Writing up a FAQ entry on this subject remains on my "to do" list. (Hasn't gotten dropped off the list, but hasn't gotten done either.)

Open MPI *does* have VampirTrace in it, but then VampirTrace is available freely anyhow. The question is what you're going to do with the trace data. You can get a Vampir license. If you want an open-source tool for analyzing VT traces, I *think* you can use TAU, but am not sure. There are also crude tools like otfprofile and otfdump. Leo P recently raised some number of these issues on the "devel" alias and was told by the Vampir people (per e-mail not reported to the devel archives) that to look at VT data, you really need to get Vampir. Evaluation licenses are apparently available.

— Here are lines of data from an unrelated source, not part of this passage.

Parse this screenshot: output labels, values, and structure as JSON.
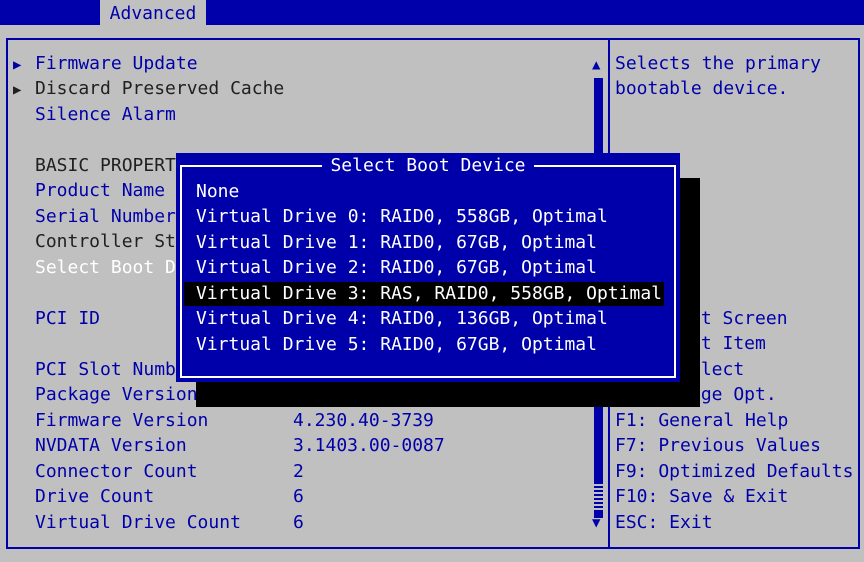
{
  "tab": {
    "label": "Advanced"
  },
  "menu": {
    "firmware_update": "Firmware Update",
    "discard_cache": "Discard Preserved Cache",
    "silence_alarm": "Silence Alarm",
    "basic_properties": "BASIC PROPERT",
    "product_name": "Product Name",
    "serial_number": "Serial Number",
    "controller_status": "Controller St",
    "select_boot": "Select Boot D",
    "pci_id": "PCI ID",
    "pci_slot": "PCI Slot Numb",
    "package_version": "Package Version",
    "firmware_version": {
      "label": "Firmware Version",
      "value": "4.230.40-3739"
    },
    "nvdata_version": {
      "label": "NVDATA Version",
      "value": "3.1403.00-0087"
    },
    "connector_count": {
      "label": "Connector Count",
      "value": "2"
    },
    "drive_count": {
      "label": "Drive Count",
      "value": "6"
    },
    "virtual_drive_count": {
      "label": "Virtual Drive Count",
      "value": "6"
    }
  },
  "help": {
    "line1": "Selects the primary",
    "line2": "bootable device.",
    "k1": "ct Screen",
    "k2": "ct Item",
    "k3": "elect",
    "k4": "nge Opt.",
    "f1": "F1: General Help",
    "f7": "F7: Previous Values",
    "f9": "F9: Optimized Defaults",
    "f10": "F10: Save & Exit",
    "esc": "ESC: Exit"
  },
  "dialog": {
    "title": "Select Boot Device",
    "options": [
      "None",
      "Virtual Drive 0: RAID0, 558GB, Optimal",
      "Virtual Drive 1: RAID0, 67GB, Optimal",
      "Virtual Drive 2: RAID0, 67GB, Optimal",
      "Virtual Drive 3: RAS, RAID0, 558GB, Optimal",
      "Virtual Drive 4: RAID0, 136GB, Optimal",
      "Virtual Drive 5: RAID0, 67GB, Optimal"
    ],
    "selected_index": 4
  },
  "colors": {
    "background": "#c0c0c0",
    "accent": "#0000aa",
    "highlight": "#000000",
    "text_light": "#ffffff"
  }
}
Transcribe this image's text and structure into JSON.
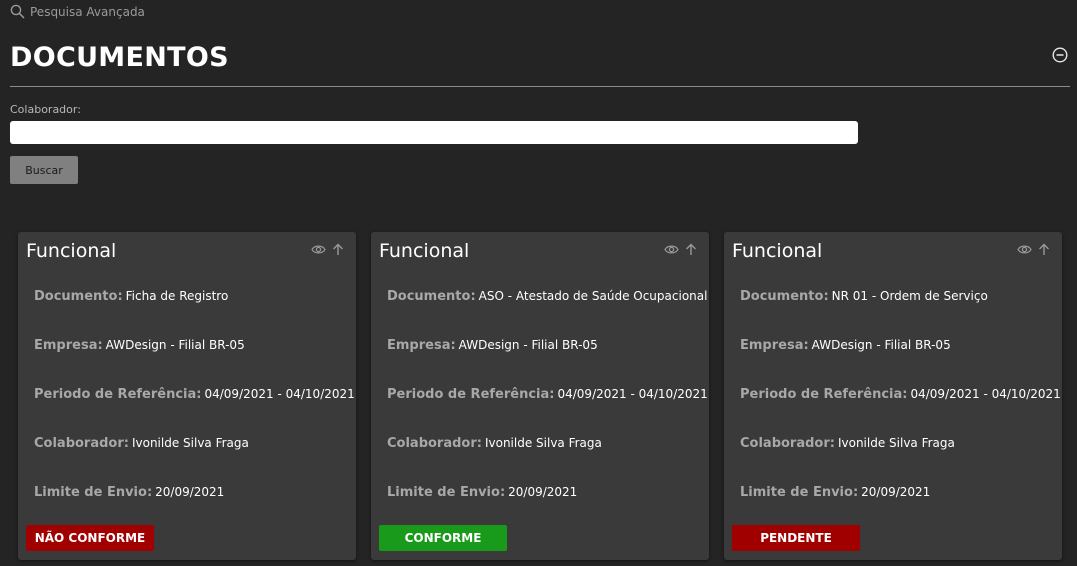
{
  "search": {
    "advanced_label": "Pesquisa Avançada"
  },
  "page": {
    "title": "DOCUMENTOS"
  },
  "filter": {
    "label": "Colaborador:",
    "value": "",
    "search_button": "Buscar"
  },
  "card_labels": {
    "documento": "Documento:",
    "empresa": "Empresa:",
    "periodo": "Periodo de Referência:",
    "colaborador": "Colaborador:",
    "limite": "Limite de Envio:"
  },
  "cards": [
    {
      "title": "Funcional",
      "documento": "Ficha de Registro",
      "empresa": "AWDesign - Filial BR-05",
      "periodo": "04/09/2021 - 04/10/2021",
      "colaborador": "Ivonilde Silva Fraga",
      "limite": "20/09/2021",
      "status": "NÃO CONFORME",
      "status_color": "#a10000"
    },
    {
      "title": "Funcional",
      "documento": "ASO - Atestado de Saúde Ocupacional",
      "empresa": "AWDesign - Filial BR-05",
      "periodo": "04/09/2021 - 04/10/2021",
      "colaborador": "Ivonilde Silva Fraga",
      "limite": "20/09/2021",
      "status": "CONFORME",
      "status_color": "#1a9a1a"
    },
    {
      "title": "Funcional",
      "documento": "NR 01 - Ordem de Serviço",
      "empresa": "AWDesign - Filial BR-05",
      "periodo": "04/09/2021 - 04/10/2021",
      "colaborador": "Ivonilde Silva Fraga",
      "limite": "20/09/2021",
      "status": "PENDENTE",
      "status_color": "#a10000"
    }
  ],
  "icons": {
    "search": "search-icon",
    "collapse": "minus-circle-icon",
    "view": "eye-icon",
    "upload": "arrow-up-icon"
  }
}
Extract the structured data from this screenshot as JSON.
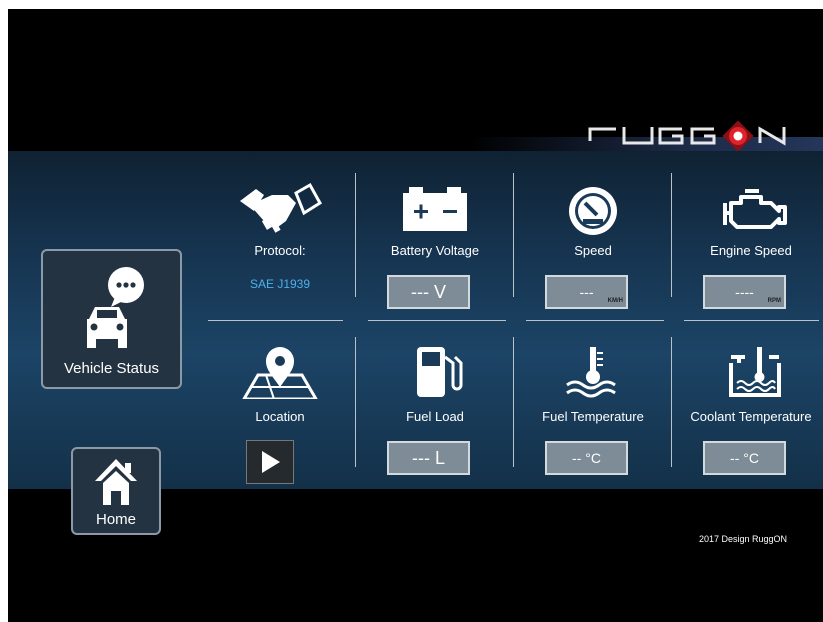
{
  "brand": {
    "logo_text": "RUGGON"
  },
  "sidebar": {
    "vehicle_status_label": "Vehicle Status",
    "home_label": "Home"
  },
  "tiles": {
    "protocol": {
      "caption": "Protocol:",
      "value": "SAE J1939"
    },
    "battery_voltage": {
      "caption": "Battery Voltage",
      "value": "--- V"
    },
    "speed": {
      "caption": "Speed",
      "value": "---",
      "unit": "KM/H"
    },
    "engine_speed": {
      "caption": "Engine Speed",
      "value": "----",
      "unit": "RPM"
    },
    "location": {
      "caption": "Location"
    },
    "fuel_load": {
      "caption": "Fuel Load",
      "value": "--- L"
    },
    "fuel_temperature": {
      "caption": "Fuel Temperature",
      "value": "-- °C"
    },
    "coolant_temperature": {
      "caption": "Coolant Temperature",
      "value": "-- °C"
    }
  },
  "footer": {
    "text": "2017 Design RuggON"
  },
  "colors": {
    "panel": "#1c4466",
    "accent": "#4fb0ea",
    "logo_red": "#e0222b",
    "value_box": "#7d8c96"
  }
}
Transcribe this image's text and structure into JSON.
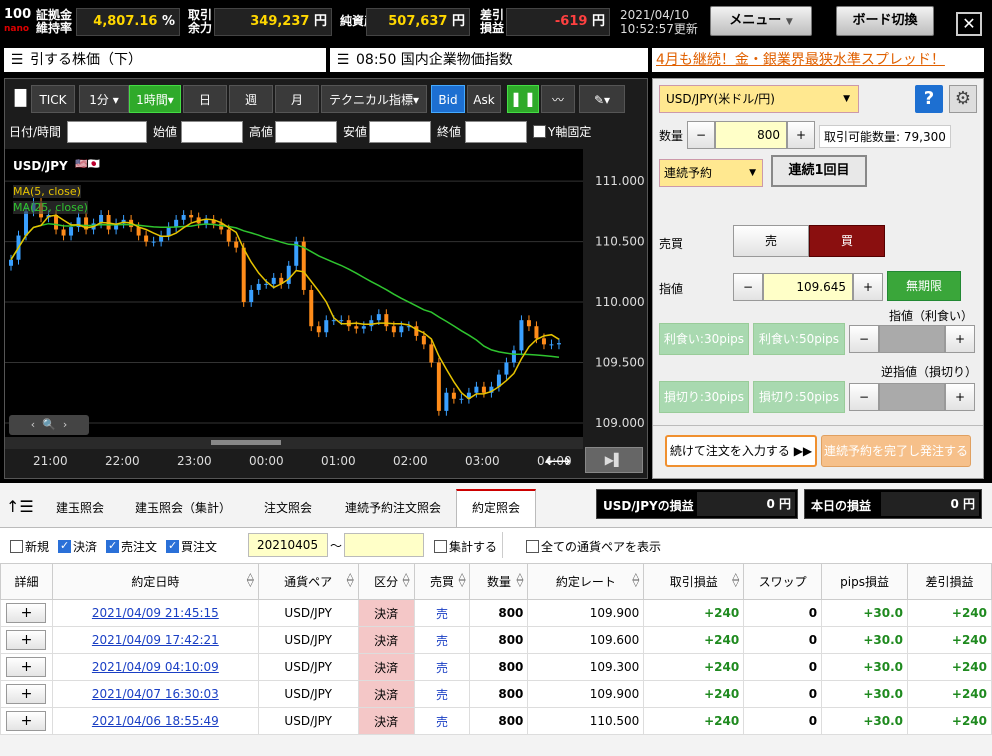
{
  "status": {
    "margin_ratio_label": "証拠金\n維持率",
    "margin_ratio_l1": "証拠金",
    "margin_ratio_l2": "維持率",
    "margin_ratio_value": "4,807.16",
    "margin_ratio_unit": "%",
    "trade_margin_l1": "取引",
    "trade_margin_l2": "余力",
    "trade_margin_value": "349,237",
    "net_assets_label": "純資産",
    "net_assets_value": "507,637",
    "pl_l1": "差引",
    "pl_l2": "損益",
    "pl_value": "-619",
    "yen": "円",
    "date": "2021/04/10",
    "time": "10:52:57更新",
    "menu_label": "メニュー",
    "board_label": "ボード切換",
    "close_label": "✕"
  },
  "news": {
    "item1": "引する株価（下）",
    "item2": "08:50 国内企業物価指数",
    "promo": "4月も継続！金・銀業界最狭水準スプレッド！"
  },
  "chart_toolbar": {
    "tick": "TICK",
    "interval1": "1分",
    "interval2": "1時間",
    "day": "日",
    "week": "週",
    "month": "月",
    "technical": "テクニカル指標",
    "bid": "Bid",
    "ask": "Ask"
  },
  "chart_fields": {
    "datetime": "日付/時間",
    "open": "始値",
    "high": "高値",
    "low": "安値",
    "close": "終値",
    "yfix": "Y軸固定"
  },
  "chart_data": {
    "type": "candlestick",
    "symbol": "USD/JPY",
    "legend": [
      "MA(5, close)",
      "MA(25, close)"
    ],
    "series_colors": {
      "ma5": "#e6c300",
      "ma25": "#2fc42f",
      "up": "#3aa0ff",
      "down": "#ff8c1a"
    },
    "y_ticks": [
      "111.000",
      "110.500",
      "110.000",
      "109.500",
      "109.000"
    ],
    "ylim": [
      108.95,
      111.15
    ],
    "x_ticks": [
      "21:00",
      "22:00",
      "23:00",
      "00:00",
      "01:00",
      "02:00",
      "03:00",
      "04:00"
    ],
    "close": [
      110.35,
      110.55,
      110.75,
      110.82,
      110.7,
      110.72,
      110.6,
      110.55,
      110.62,
      110.7,
      110.6,
      110.65,
      110.72,
      110.6,
      110.65,
      110.68,
      110.62,
      110.55,
      110.5,
      110.5,
      110.55,
      110.62,
      110.68,
      110.72,
      110.7,
      110.65,
      110.68,
      110.65,
      110.6,
      110.5,
      110.45,
      110.0,
      110.1,
      110.15,
      110.15,
      110.2,
      110.15,
      110.3,
      110.5,
      110.1,
      109.8,
      109.75,
      109.85,
      109.85,
      109.85,
      109.8,
      109.78,
      109.8,
      109.85,
      109.9,
      109.8,
      109.75,
      109.8,
      109.8,
      109.72,
      109.65,
      109.5,
      109.1,
      109.25,
      109.2,
      109.2,
      109.25,
      109.3,
      109.25,
      109.3,
      109.4,
      109.5,
      109.6,
      109.85,
      109.8,
      109.7,
      109.65,
      109.65,
      109.66
    ]
  },
  "order": {
    "pair": "USD/JPY(米ドル/円)",
    "qty_label": "数量",
    "qty_value": "800",
    "minus": "−",
    "plus": "+",
    "available": "取引可能数量: 79,300",
    "order_type": "連続予約",
    "sequence": "連続1回目",
    "side_label": "売買",
    "sell": "売",
    "buy": "買",
    "limit_label": "指値",
    "limit_value": "109.645",
    "unlimited": "無期限",
    "take_profit_label": "指値（利食い）",
    "tp30": "利食い:30pips",
    "tp50": "利食い:50pips",
    "stop_label": "逆指値（損切り）",
    "sl30": "損切り:30pips",
    "sl50": "損切り:50pips",
    "continue_btn": "続けて注文を入力する",
    "complete_btn": "連続予約を完了し発注する",
    "help": "?"
  },
  "tabs": [
    "建玉照会",
    "建玉照会（集計）",
    "注文照会",
    "連続予約注文照会",
    "約定照会"
  ],
  "pl_boxes": {
    "pair_pl_label": "USD/JPYの損益",
    "pair_pl_value": "0",
    "today_pl_label": "本日の損益",
    "today_pl_value": "0",
    "yen": "円"
  },
  "filters": {
    "new": "新規",
    "settle": "決済",
    "sell": "売注文",
    "buy": "買注文",
    "date_from": "20210405",
    "tilde": "～",
    "aggregate": "集計する",
    "all_pairs": "全ての通貨ペアを表示"
  },
  "table": {
    "headers": [
      "詳細",
      "約定日時",
      "通貨ペア",
      "区分",
      "売買",
      "数量",
      "約定レート",
      "取引損益",
      "スワップ",
      "pips損益",
      "差引損益"
    ],
    "rows": [
      {
        "dt": "2021/04/09 21:45:15",
        "pair": "USD/JPY",
        "kubun": "決済",
        "side": "売",
        "qty": "800",
        "rate": "109.900",
        "pl": "+240",
        "swap": "0",
        "pips": "+30.0",
        "net": "+240"
      },
      {
        "dt": "2021/04/09 17:42:21",
        "pair": "USD/JPY",
        "kubun": "決済",
        "side": "売",
        "qty": "800",
        "rate": "109.600",
        "pl": "+240",
        "swap": "0",
        "pips": "+30.0",
        "net": "+240"
      },
      {
        "dt": "2021/04/09 04:10:09",
        "pair": "USD/JPY",
        "kubun": "決済",
        "side": "売",
        "qty": "800",
        "rate": "109.300",
        "pl": "+240",
        "swap": "0",
        "pips": "+30.0",
        "net": "+240"
      },
      {
        "dt": "2021/04/07 16:30:03",
        "pair": "USD/JPY",
        "kubun": "決済",
        "side": "売",
        "qty": "800",
        "rate": "109.900",
        "pl": "+240",
        "swap": "0",
        "pips": "+30.0",
        "net": "+240"
      },
      {
        "dt": "2021/04/06 18:55:49",
        "pair": "USD/JPY",
        "kubun": "決済",
        "side": "売",
        "qty": "800",
        "rate": "110.500",
        "pl": "+240",
        "swap": "0",
        "pips": "+30.0",
        "net": "+240"
      }
    ],
    "plus": "+"
  }
}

I thought I had sent e-mail out on this subject before, but cannot find it. Other open source performance tools supposedly include Jumpshot (associated with MPICH, but usable with OMPI), mpiP, FPMPI, and IPM. (I'm just dropping a bunch of acronyms on you here. I'm not that familiar with any of these tools.)

If you're not so much interested in open source as in "free download", then another option is Sun Studio Performance Analyzer, which uses VT tracing and provides a GUI and command-line tool to look at the data. Use was described in this message: http://www.open-mpi.org/community/lists/devel/2009/06/6234.php

Personally, I'd recommend Sun Studio. (Fair disclosure: I'm a Sun employee.)